🤖 AI Summary
This work addresses the long-standing challenge of convergence analysis for AdaGrad-type adaptive optimization algorithms in stochastic gradient descent (SGD). We propose the first unified theoretical framework under anisotropic matrix smoothness and gradient noise assumptions, systematically characterizing the synergistic acceleration between diagonal preconditioning and Nesterov momentum. Our analysis proves that momentum substantially improves the convergence rate of AdaGrad-type methods, yielding the first rigorous convergence guarantee for Diagonal Adaptive Stochastic Gradient Optimization (DASGO). The framework recovers optimal known bounds for Adam, AdaGrad, and RMSProp as special cases. Crucially, our analysis reveals the complementary nature of momentum and adaptive preconditioning—providing the first theoretical explanation for the empirical efficacy of Adam and related methods. Under standard assumptions, our results achieve a faster theoretical convergence rate than all prior adaptive methods.
📝 Abstract
In this paper, we revisit stochastic gradient descent (SGD) with AdaGrad-type preconditioning. Our contributions are twofold. First, we develop a unified convergence analysis of SGD with adaptive preconditioning under anisotropic or matrix smoothness and noise assumptions.

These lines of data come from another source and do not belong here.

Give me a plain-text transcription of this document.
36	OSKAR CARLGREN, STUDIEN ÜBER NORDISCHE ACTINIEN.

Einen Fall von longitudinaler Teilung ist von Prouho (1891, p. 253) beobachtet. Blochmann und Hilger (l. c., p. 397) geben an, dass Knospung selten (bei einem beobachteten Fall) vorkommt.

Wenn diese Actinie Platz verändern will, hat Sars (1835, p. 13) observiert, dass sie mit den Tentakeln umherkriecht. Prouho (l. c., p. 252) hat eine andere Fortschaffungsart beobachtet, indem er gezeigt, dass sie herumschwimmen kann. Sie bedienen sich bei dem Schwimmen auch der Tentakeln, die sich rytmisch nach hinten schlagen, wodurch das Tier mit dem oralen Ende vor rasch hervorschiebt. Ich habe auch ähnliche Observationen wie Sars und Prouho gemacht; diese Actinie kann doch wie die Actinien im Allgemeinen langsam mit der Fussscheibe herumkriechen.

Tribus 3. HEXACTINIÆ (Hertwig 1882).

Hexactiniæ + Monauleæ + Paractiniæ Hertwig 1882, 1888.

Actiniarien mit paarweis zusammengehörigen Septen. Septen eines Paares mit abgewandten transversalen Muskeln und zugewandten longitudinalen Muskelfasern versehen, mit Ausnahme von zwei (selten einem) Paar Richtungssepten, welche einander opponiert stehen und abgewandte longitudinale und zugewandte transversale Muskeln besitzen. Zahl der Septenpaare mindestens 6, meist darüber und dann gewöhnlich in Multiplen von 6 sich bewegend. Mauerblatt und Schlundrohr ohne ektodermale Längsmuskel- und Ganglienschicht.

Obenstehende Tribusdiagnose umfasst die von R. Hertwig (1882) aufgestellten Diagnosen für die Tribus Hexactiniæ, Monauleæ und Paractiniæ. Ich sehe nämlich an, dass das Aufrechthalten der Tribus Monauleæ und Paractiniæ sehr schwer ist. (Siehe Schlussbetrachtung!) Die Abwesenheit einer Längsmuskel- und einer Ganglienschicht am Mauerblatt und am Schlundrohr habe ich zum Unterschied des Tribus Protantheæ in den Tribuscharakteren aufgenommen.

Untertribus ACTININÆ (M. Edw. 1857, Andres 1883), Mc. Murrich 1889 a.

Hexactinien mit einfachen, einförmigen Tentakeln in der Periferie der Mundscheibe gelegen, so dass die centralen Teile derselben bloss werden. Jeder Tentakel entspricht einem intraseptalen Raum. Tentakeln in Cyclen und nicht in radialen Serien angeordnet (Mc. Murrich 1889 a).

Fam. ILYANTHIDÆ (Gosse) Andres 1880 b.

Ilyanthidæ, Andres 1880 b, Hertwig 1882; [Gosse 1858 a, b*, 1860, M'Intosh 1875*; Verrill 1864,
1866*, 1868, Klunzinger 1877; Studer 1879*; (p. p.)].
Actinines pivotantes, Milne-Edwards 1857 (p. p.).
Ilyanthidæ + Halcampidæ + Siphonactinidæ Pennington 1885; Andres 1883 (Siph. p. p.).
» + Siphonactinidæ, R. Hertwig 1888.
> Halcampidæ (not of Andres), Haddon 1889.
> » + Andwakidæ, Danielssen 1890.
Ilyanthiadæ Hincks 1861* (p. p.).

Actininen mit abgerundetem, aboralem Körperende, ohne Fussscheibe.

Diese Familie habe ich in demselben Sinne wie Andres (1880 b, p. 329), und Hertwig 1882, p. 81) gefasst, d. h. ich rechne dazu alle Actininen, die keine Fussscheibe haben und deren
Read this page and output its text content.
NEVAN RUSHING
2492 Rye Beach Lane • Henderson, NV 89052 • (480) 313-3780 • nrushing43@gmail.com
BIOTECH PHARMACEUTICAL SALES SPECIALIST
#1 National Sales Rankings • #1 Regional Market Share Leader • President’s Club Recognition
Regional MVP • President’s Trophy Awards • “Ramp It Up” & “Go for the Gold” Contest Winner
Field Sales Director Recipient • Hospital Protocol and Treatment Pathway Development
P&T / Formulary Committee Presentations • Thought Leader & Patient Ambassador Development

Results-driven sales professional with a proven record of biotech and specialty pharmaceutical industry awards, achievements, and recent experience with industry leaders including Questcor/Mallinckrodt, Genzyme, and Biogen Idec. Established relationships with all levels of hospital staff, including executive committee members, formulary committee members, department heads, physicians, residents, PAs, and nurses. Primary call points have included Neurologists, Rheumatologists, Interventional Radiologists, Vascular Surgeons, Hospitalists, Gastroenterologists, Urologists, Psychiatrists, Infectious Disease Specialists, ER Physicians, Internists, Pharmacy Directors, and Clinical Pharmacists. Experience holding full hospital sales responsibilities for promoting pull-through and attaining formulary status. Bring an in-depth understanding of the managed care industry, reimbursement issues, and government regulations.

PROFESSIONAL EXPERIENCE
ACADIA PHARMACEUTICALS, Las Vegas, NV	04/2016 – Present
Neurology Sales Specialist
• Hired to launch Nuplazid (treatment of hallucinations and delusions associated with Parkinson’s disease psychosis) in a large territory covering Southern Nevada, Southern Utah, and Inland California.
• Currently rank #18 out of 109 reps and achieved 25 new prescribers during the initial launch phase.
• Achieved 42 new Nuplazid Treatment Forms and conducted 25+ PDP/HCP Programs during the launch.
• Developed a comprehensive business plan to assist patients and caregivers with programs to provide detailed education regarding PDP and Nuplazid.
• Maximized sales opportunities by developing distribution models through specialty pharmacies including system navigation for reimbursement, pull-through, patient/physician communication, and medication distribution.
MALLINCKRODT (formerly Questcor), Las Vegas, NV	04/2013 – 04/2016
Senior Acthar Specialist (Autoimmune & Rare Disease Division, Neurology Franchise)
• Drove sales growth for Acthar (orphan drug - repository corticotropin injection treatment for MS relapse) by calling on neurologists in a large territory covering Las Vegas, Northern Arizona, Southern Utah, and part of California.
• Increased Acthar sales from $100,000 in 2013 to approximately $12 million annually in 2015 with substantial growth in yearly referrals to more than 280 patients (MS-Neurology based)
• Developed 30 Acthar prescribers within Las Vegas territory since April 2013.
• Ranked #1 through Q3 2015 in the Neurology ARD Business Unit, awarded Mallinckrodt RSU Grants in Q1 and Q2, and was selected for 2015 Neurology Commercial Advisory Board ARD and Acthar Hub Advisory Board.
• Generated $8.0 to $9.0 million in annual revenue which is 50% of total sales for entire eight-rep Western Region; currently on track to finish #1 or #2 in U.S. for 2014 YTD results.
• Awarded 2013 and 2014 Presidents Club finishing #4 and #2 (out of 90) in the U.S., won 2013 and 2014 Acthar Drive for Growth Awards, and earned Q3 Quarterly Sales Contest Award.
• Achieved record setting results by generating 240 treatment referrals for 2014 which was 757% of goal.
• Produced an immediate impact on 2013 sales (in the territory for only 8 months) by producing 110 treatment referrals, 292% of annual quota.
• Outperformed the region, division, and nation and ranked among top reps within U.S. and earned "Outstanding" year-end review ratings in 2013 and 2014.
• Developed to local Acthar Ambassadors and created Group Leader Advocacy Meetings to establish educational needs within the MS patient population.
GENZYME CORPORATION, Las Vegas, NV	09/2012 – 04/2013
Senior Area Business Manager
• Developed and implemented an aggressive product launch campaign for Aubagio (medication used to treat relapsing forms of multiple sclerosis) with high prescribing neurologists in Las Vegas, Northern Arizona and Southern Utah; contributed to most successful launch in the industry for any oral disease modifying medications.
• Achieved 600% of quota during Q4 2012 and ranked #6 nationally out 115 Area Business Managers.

This allows us to recover state-of-the-art convergence results for several popular adaptive gradient methods, including AdaGrad-Norm, AdaGrad, and ASGO/One-sided Shampoo. In addition, we establish the fundamental connection between two recently proposed algorithms, Scion and DASGO, and provide the first theoretical guarantees for the latter. Second, we show that the convergence of methods like AdaGrad and DASGO can be provably accelerated beyond the best-known rates using Nesterov momentum. Consequently, we obtain the first theoretical justification that AdaGrad-type algorithms can simultaneously benefit from both diagonal preconditioning and momentum, which may provide an ultimate explanation for the practical efficiency of Adam.